What is the probability that the largest of 3 independent uniformly distributed random variables is greater than the sum of the other two?

Question

I wanted to solve this using order statistics, therefore, I need to compute: $$\mathbb{P}\{X_{(1)}+X_{(2)} < X_{(3)}\}$$ The probability density function of $n$ order statistics is: $$n!f(x_1)\cdots f(x_n)$$ Therefore I need to solve the integral $$\iiint_{x_1+x_2 < x_3}3!\mathrm{d}x_1\mathrm{d}x_2\mathrm{d}x_3$$ Since $X_1,X_2,X_3$ are independent and uniformly distributed on $(0,1)$ To calculate the bounds, I do the following: $$\{0<x_1<1\ ,\ 0<x_2<1\ ,\ 0<x_3<1\ ,\ x_1+x_2<x_3\}$$ $$\{0<x_1<\min(1,x_3-x_2) \ ,\ 0<x_2<1\ ,\ 0<x_3<1\}$$ $$\{0<x_1<1, 1<x_3-x_2 \ ,\ 0<x_2<1\ ,\ 0<x_3<1\} \cup \{0<x_1<x_3-x_2, 1>x_3-x_2 \ ,\ 0<x_2<1\ ,\ 0<x_3<1\}$$ $$\{0<x_1<1 \ ,\ 0<x_2<\min(1,x_3-1)\ ,\ 0<x_3<1\} \cup \{0<x_1<x_3-x_2 \ ,\ \max(0, x_3-1)<x_2<1\ ,\ 0<x_3<1\}$$ Which reduces to $$\{0<x_1<x_3-x_2 \ ,\ 0<x_2<1\ ,\ 0<x_3<1\}$$ This implies that $$3!\int_0^1\int_0^1\int_0^{x_3-x_2}\mathrm{d}x_1\mathrm{d}x_2\mathrm{d}x_3=0$$ What am I doing wrong?

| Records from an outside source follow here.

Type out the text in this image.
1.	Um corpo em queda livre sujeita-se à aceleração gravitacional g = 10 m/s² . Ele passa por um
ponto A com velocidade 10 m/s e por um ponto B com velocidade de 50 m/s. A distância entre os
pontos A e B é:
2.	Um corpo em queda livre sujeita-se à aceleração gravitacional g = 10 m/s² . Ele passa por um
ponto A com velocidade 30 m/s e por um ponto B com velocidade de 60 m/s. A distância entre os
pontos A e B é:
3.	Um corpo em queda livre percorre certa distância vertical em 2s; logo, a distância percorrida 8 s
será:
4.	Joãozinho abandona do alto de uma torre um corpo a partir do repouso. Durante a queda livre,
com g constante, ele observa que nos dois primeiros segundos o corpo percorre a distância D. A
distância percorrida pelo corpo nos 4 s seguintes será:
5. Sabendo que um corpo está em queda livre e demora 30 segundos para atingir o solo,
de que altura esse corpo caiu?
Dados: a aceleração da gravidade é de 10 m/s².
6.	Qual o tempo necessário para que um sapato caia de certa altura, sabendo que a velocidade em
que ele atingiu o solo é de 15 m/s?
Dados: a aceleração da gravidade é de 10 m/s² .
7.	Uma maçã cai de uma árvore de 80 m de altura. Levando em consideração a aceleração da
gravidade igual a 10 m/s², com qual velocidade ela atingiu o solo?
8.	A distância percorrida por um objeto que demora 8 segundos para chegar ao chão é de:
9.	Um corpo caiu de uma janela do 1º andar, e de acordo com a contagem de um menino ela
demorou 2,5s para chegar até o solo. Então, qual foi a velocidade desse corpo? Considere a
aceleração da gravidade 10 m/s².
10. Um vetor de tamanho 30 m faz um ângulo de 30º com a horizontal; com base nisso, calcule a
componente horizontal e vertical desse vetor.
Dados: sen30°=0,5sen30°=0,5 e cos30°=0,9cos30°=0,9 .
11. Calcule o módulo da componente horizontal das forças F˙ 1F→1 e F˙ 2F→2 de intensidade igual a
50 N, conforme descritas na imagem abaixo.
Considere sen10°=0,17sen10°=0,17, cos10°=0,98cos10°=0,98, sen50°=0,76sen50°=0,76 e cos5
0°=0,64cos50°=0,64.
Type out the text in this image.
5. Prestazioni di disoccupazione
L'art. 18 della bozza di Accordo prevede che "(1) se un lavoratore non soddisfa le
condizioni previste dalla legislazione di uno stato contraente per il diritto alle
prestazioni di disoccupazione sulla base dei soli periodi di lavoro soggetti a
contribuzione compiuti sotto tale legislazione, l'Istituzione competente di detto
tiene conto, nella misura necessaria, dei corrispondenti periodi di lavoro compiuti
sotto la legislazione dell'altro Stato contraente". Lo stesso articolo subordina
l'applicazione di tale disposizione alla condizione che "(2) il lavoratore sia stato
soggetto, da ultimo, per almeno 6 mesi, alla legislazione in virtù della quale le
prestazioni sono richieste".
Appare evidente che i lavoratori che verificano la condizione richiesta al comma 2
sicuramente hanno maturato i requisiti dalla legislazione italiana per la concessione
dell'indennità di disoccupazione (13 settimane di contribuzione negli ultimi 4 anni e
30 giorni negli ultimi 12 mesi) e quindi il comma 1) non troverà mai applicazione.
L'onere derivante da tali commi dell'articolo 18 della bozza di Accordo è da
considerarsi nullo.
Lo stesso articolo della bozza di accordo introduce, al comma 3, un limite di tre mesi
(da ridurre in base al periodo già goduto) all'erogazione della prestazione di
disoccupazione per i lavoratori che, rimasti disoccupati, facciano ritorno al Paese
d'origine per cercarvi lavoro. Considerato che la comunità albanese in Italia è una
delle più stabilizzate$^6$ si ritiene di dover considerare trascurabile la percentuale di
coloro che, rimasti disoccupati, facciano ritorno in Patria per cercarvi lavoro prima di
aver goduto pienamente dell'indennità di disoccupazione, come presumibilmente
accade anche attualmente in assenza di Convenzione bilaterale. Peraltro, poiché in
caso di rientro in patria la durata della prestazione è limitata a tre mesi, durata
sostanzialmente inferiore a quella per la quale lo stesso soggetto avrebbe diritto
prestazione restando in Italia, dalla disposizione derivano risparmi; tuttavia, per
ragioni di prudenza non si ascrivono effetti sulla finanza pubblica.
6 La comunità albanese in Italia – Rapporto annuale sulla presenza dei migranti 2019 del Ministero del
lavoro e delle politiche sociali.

Can I even apply order statistics to this problem or not?

Answer 1

The joint pdf for all three sufficient statistics $(X_{(1)},X_{(2)},X_{(3)})$ is $$ f(x_1,x_2,x_3) = 3! \cdot \mathbb{1}_{[ 0 \le x_1 \le x_2 \le x_3 \le 1]}. $$ This is one part you're missing, I think youre integrating incorrectly over regions where your pdf should give zero.

Then the desired probability is $$ \int 3! \cdot \mathbb{1}_{[ 0 \le x_1 \le x_2 \le x_3 \le 1]} \cdot \mathbb{1}_{[ x_1 + x_2 \le x_3]} \; dx_3 \, dx_2 \, dx_1 $$ and it may be helpful to rewrite this as $$ \int 3! \cdot \mathbb{1}_{[ 0 \le x_1 \le x_2 \le x_3 \le 1]} \cdot \mathbb{1}_{[0 \le x_1 + x_2 \le x_3 \le 1]} \; dx_3 \, dx_2 \, dx_1 $$ to get the integral bounds. Can you take it from here? ( I can post more if needed)

Answer 2

Which reduces to $\{0<x_1<x_3−x_2 , 0<x_2<1 , 0<x_3<1\}$

No, it reduces to $\{0<x_1<\min\{x_2,x_3-x_2\}, 0<x_2<\bbox[2pt,border:red 1pt dotted]{x_3}, 0<x_3<1\}$

PS: recalling that $\{x_1<x_2<x_3\}$

Answer 3

The joint density function of the order statistics $X_{(i)}$ and $X_{(j)}$ when $i<j$ is $$ f_{X_{(i)}, X_{(j)}}\left(x_{i}, x_{j}\right)=\frac{n !}{(n-j) !(j-i-1) !(i-1) !}\left[F\left(x_{i}\right)\right]^{i-1}\left[F\left(x_{j}\right)-F\left(x_{i}\right)\right]^{j-i-1}\left[1-F\left(x_{j}\right)\right]^{n-j} f\left(x_{i}\right) f\left(x_{j}\right) $$ for all $ 0<x_{(i)}<x_{(j)}<1 $. So, we need to calculate integration: $$ \mathbb{P}(X_1+X_2\leq X_3)=\int_0^{1/2}\int_{x_1}^{1-x_1}\int_{x_1+x_2}^1 (1-x_1-x_2)(1-x_2) dx_3dx_2dx_1 = 1/2 $$